Inferring Manifolds from Noisy Data: Non-Parametric Estimation and Random Walks in Shape Space
Data Science Seminar
Shira Faigenbaum Golovin (Duke University)
Abstract
High-dimensional data is increasingly available in data-driven applications, offering an opportunity for understanding its underlying structure. A common assumption is that such data lies on or near a low-dimensional manifold embedded within high-dimensional space, often contaminated by noise and outliers. In this talk, we will first introduce a non-parametric method for denoising and reconstructing a low-dimensional manifold from scattered high-dimensional data, along with a theoretical analysis of the convergence of the non-convex optimization problem and approximation order of the method.

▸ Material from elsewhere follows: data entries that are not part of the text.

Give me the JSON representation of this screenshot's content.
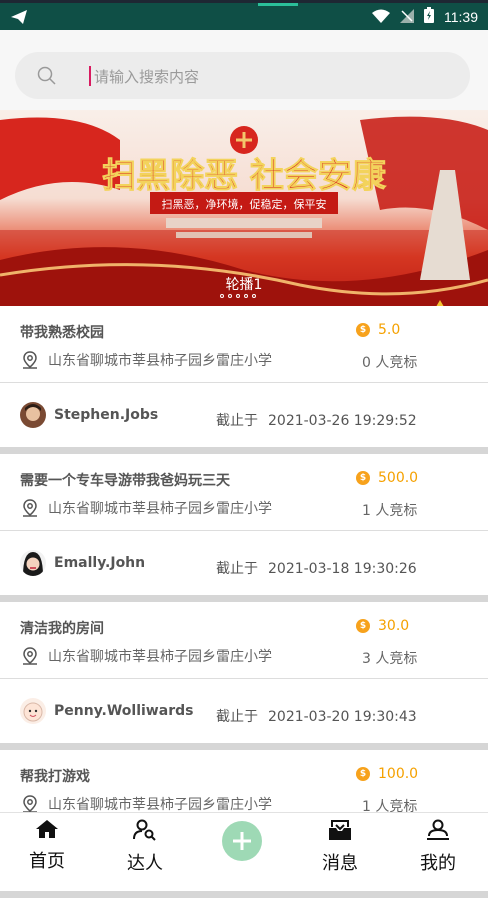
{
  "statusbar": {
    "time": "11:39"
  },
  "search": {
    "placeholder": "请输入搜索内容"
  },
  "banner": {
    "caption": "轮播1",
    "headline": "扫黑除恶 社会安康",
    "slogan": "扫黑恶，净环境，促稳定，保平安"
  },
  "tasks": [
    {
      "title": "带我熟悉校园",
      "price": "5.0",
      "location": "山东省聊城市莘县柿子园乡雷庄小学",
      "bidders": "0 人竞标",
      "user": "Stephen.Jobs",
      "deadline_label": "截止于",
      "deadline": "2021-03-26 19:29:52"
    },
    {
      "title": "需要一个专车导游带我爸妈玩三天",
      "price": "500.0",
      "location": "山东省聊城市莘县柿子园乡雷庄小学",
      "bidders": "1 人竞标",
      "user": "Emally.John",
      "deadline_label": "截止于",
      "deadline": "2021-03-18 19:30:26"
    },
    {
      "title": "清洁我的房间",
      "price": "30.0",
      "location": "山东省聊城市莘县柿子园乡雷庄小学",
      "bidders": "3 人竞标",
      "user": "Penny.Wolliwards",
      "deadline_label": "截止于",
      "deadline": "2021-03-20 19:30:43"
    },
    {
      "title": "帮我打游戏",
      "price": "100.0",
      "location": "山东省聊城市莘县柿子园乡雷庄小学",
      "bidders": "1 人竞标"
    }
  ],
  "tabs": {
    "home": "首页",
    "experts": "达人",
    "messages": "消息",
    "mine": "我的"
  },
  "colors": {
    "accent": "#f5a100",
    "status_bar": "#0f4f46",
    "add_button": "#9ed9b5"
  },
  "icons": {
    "location": "location-pin-icon",
    "coin": "coin-icon",
    "search": "search-icon"
  }
}
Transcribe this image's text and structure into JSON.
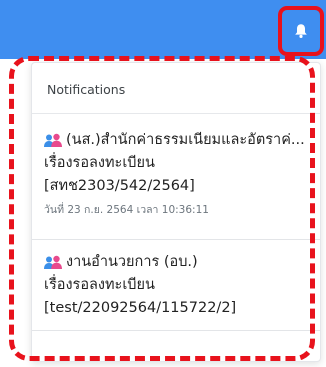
{
  "colors": {
    "topbar": "#3f8ef0",
    "highlight": "#e8121c",
    "icon_blue": "#3b8fe8",
    "icon_pink": "#e84a8d"
  },
  "topbar": {
    "bell_icon": "bell-icon"
  },
  "notifications": {
    "header": "Notifications",
    "items": [
      {
        "icon": "users-icon",
        "title": "(นส.)สำนักค่าธรรมเนียมและอัตราค่...",
        "status": "เรื่องรอลงทะเบียน",
        "code": "[สทช2303/542/2564]",
        "time": "วันที่ 23 ก.ย. 2564 เวลา 10:36:11"
      },
      {
        "icon": "users-icon",
        "title": "งานอำนวยการ (อบ.)",
        "status": "เรื่องรอลงทะเบียน",
        "code": "[test/22092564/115722/2]"
      }
    ]
  }
}
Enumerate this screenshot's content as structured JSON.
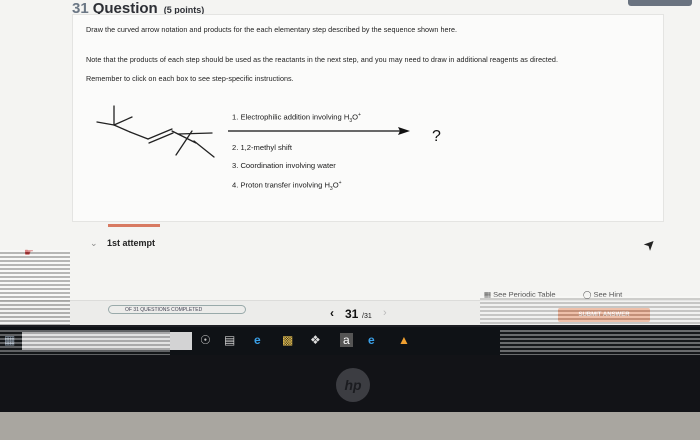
{
  "question": {
    "number": "31",
    "word": "Question",
    "points": "(5 points)"
  },
  "instructions": {
    "line1": "Draw the curved arrow notation and products for the each elementary step described by the sequence shown here.",
    "line2": "Note that the products of each step should be used as the reactants in the next step, and you may need to draw in additional reagents as directed.",
    "line3": "Remember to click on each box to see step-specific instructions."
  },
  "reaction": {
    "step1": "1. Electrophilic addition involving H",
    "step1_sub": "3",
    "step1_mid": "O",
    "step1_sup": "+",
    "step2": "2. 1,2-methyl shift",
    "step3": "3. Coordination involving water",
    "step4": "4. Proton transfer involving H",
    "step4_sub": "3",
    "step4_mid": "O",
    "step4_sup": "+",
    "product": "?"
  },
  "attempt": {
    "label": "1st attempt"
  },
  "tools": {
    "periodic_table": "See Periodic Table",
    "hint": "See Hint"
  },
  "footer": {
    "progress": "OF 31 QUESTIONS COMPLETED",
    "current": "31",
    "total": "/31",
    "submit": "SUBMIT ANSWER"
  },
  "colors": {
    "accent": "#d87a62",
    "submit": "#e8a98c"
  },
  "icons": {
    "chevron": "chevron-down-icon",
    "pencil": "pencil-icon",
    "periodic": "periodic-table-icon",
    "hint": "lightbulb-icon",
    "prev": "chevron-left-icon",
    "next": "chevron-right-icon"
  }
}
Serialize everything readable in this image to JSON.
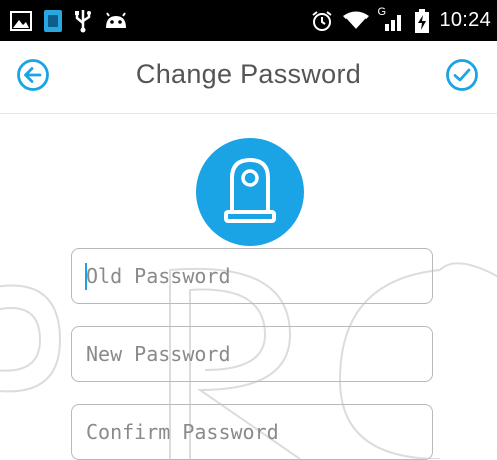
{
  "status_bar": {
    "time": "10:24",
    "network_label": "G",
    "icons": [
      "gallery-icon",
      "sim-app-icon",
      "usb-icon",
      "android-icon",
      "alarm-icon",
      "wifi-icon",
      "signal-icon",
      "battery-charging-icon"
    ]
  },
  "header": {
    "title": "Change Password",
    "back_icon": "arrow-left-circle-icon",
    "confirm_icon": "check-circle-icon"
  },
  "avatar": {
    "icon": "camera-device-icon",
    "color": "#1aa3e5"
  },
  "form": {
    "old_password": {
      "placeholder": "Old Password",
      "value": ""
    },
    "new_password": {
      "placeholder": "New Password",
      "value": ""
    },
    "confirm_password": {
      "placeholder": "Confirm Password",
      "value": ""
    }
  },
  "colors": {
    "accent": "#1aa3e5",
    "title_text": "#555555",
    "field_border": "#b9b9b9"
  }
}
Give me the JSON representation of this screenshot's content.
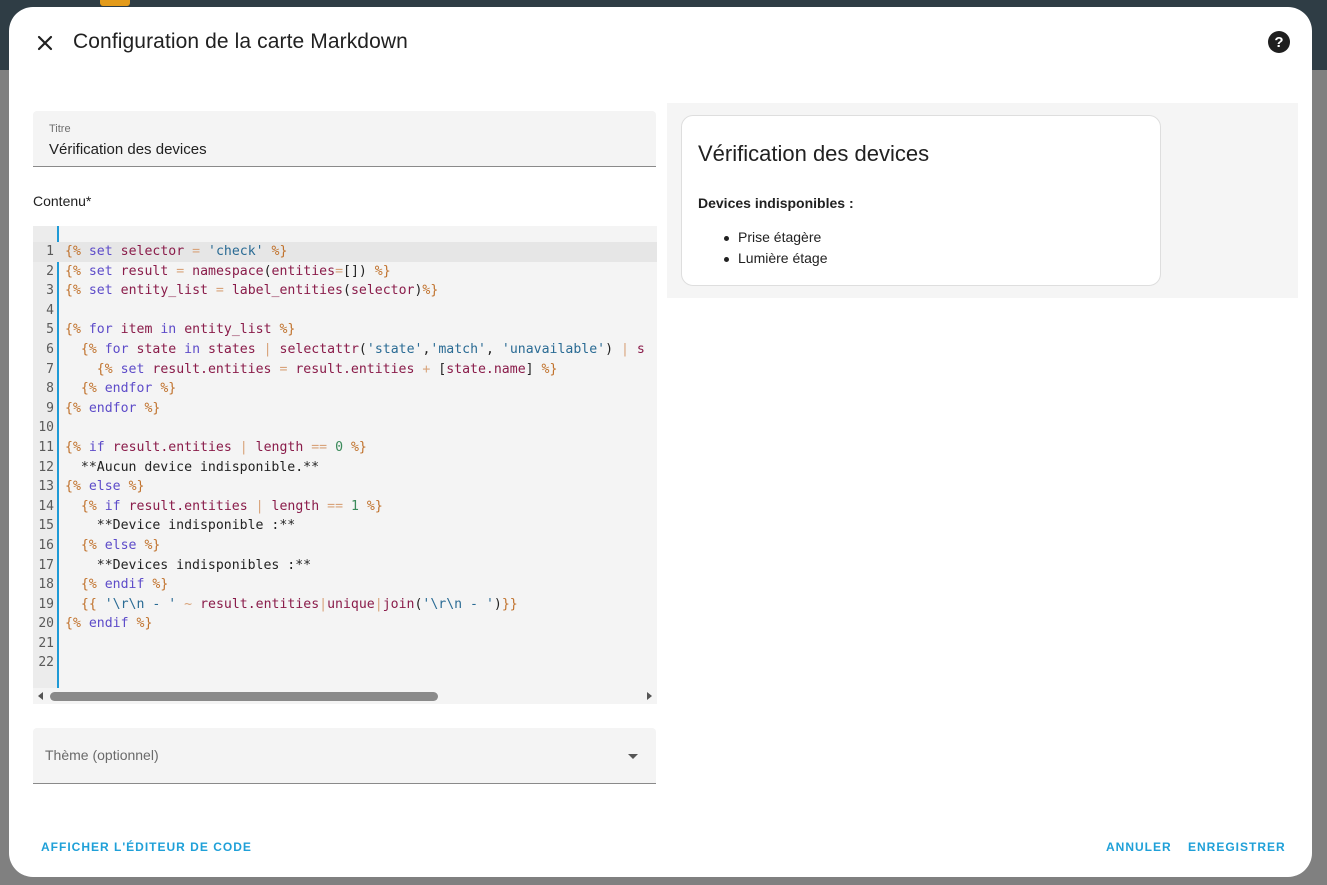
{
  "dialog": {
    "title": "Configuration de la carte Markdown",
    "close_icon": "close-icon",
    "help_icon": "help-icon",
    "help_glyph": "?"
  },
  "editor": {
    "title_label": "Titre",
    "title_value": "Vérification des devices",
    "content_label": "Contenu*",
    "theme_placeholder": "Thème (optionnel)"
  },
  "code_lines": [
    {
      "n": "1",
      "html": "<span class='d'>{%</span> <span class='k'>set</span> <span class='v'>selector</span> <span class='o'>=</span> <span class='s'>'check'</span> <span class='d'>%}</span>"
    },
    {
      "n": "2",
      "html": "<span class='d'>{%</span> <span class='k'>set</span> <span class='v'>result</span> <span class='o'>=</span> <span class='v'>namespace</span>(<span class='v'>entities</span><span class='o'>=</span>[]) <span class='d'>%}</span>"
    },
    {
      "n": "3",
      "html": "<span class='d'>{%</span> <span class='k'>set</span> <span class='v'>entity_list</span> <span class='o'>=</span> <span class='v'>label_entities</span>(<span class='v'>selector</span>)<span class='d'>%}</span>"
    },
    {
      "n": "4",
      "html": ""
    },
    {
      "n": "5",
      "html": "<span class='d'>{%</span> <span class='k'>for</span> <span class='v'>item</span> <span class='k'>in</span> <span class='v'>entity_list</span> <span class='d'>%}</span>"
    },
    {
      "n": "6",
      "html": "  <span class='d'>{%</span> <span class='k'>for</span> <span class='v'>state</span> <span class='k'>in</span> <span class='v'>states</span> <span class='o'>|</span> <span class='v'>selectattr</span>(<span class='s'>'state'</span>,<span class='s'>'match'</span>, <span class='s'>'unavailable'</span>) <span class='o'>|</span> <span class='v'>s</span>"
    },
    {
      "n": "7",
      "html": "    <span class='d'>{%</span> <span class='k'>set</span> <span class='v'>result.entities</span> <span class='o'>=</span> <span class='v'>result.entities</span> <span class='o'>+</span> [<span class='v'>state.name</span>] <span class='d'>%}</span>"
    },
    {
      "n": "8",
      "html": "  <span class='d'>{%</span> <span class='k'>endfor</span> <span class='d'>%}</span>"
    },
    {
      "n": "9",
      "html": "<span class='d'>{%</span> <span class='k'>endfor</span> <span class='d'>%}</span>"
    },
    {
      "n": "10",
      "html": ""
    },
    {
      "n": "11",
      "html": "<span class='d'>{%</span> <span class='k'>if</span> <span class='v'>result.entities</span> <span class='o'>|</span> <span class='v'>length</span> <span class='o'>==</span> <span class='n'>0</span> <span class='d'>%}</span>"
    },
    {
      "n": "12",
      "html": "  **Aucun device indisponible.**"
    },
    {
      "n": "13",
      "html": "<span class='d'>{%</span> <span class='k'>else</span> <span class='d'>%}</span>"
    },
    {
      "n": "14",
      "html": "  <span class='d'>{%</span> <span class='k'>if</span> <span class='v'>result.entities</span> <span class='o'>|</span> <span class='v'>length</span> <span class='o'>==</span> <span class='n'>1</span> <span class='d'>%}</span>"
    },
    {
      "n": "15",
      "html": "    **Device indisponible :**"
    },
    {
      "n": "16",
      "html": "  <span class='d'>{%</span> <span class='k'>else</span> <span class='d'>%}</span>"
    },
    {
      "n": "17",
      "html": "    **Devices indisponibles :**"
    },
    {
      "n": "18",
      "html": "  <span class='d'>{%</span> <span class='k'>endif</span> <span class='d'>%}</span>"
    },
    {
      "n": "19",
      "html": "  <span class='d'>{{</span> <span class='s'>'\\r\\n - '</span> <span class='o'>~</span> <span class='v'>result.entities</span><span class='o'>|</span><span class='v'>unique</span><span class='o'>|</span><span class='v'>join</span>(<span class='s'>'\\r\\n - '</span>)<span class='d'>}}</span>"
    },
    {
      "n": "20",
      "html": "<span class='d'>{%</span> <span class='k'>endif</span> <span class='d'>%}</span>"
    },
    {
      "n": "21",
      "html": ""
    },
    {
      "n": "22",
      "html": ""
    }
  ],
  "preview": {
    "title": "Vérification des devices",
    "heading": "Devices indisponibles :",
    "items": [
      "Prise étagère",
      "Lumière étage"
    ]
  },
  "footer": {
    "show_code_label": "AFFICHER L'ÉDITEUR DE CODE",
    "cancel_label": "ANNULER",
    "save_label": "ENREGISTRER"
  },
  "colors": {
    "accent": "#1fa0d8",
    "header_bar": "#2f3d45"
  }
}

Next, we will explore cases where the scattered data possesses its own intrinsic geometry (e.g., images or surfaces). In this setting, the goal shifts to inferring the geometry of a "manifold of manifolds" while preserving the internal geometry of individual data points themselves. By leveraging similarities within the shape space, we demonstrate how the geometry can be studied through random walks, not only on the manifold itself but also within its fibers. We will discuss the concept of the horizontal diffusion map, introduced by Gao (2021), which provides a nonlinear horizontal embedding to identify a new domain that captures meaningful geometric representations of data. Finally, we will demonstrate the effectiveness of this representation by presenting a novel method for registering anatomical surfaces, offering new insights into shape variation and the evolutionary processes of primates.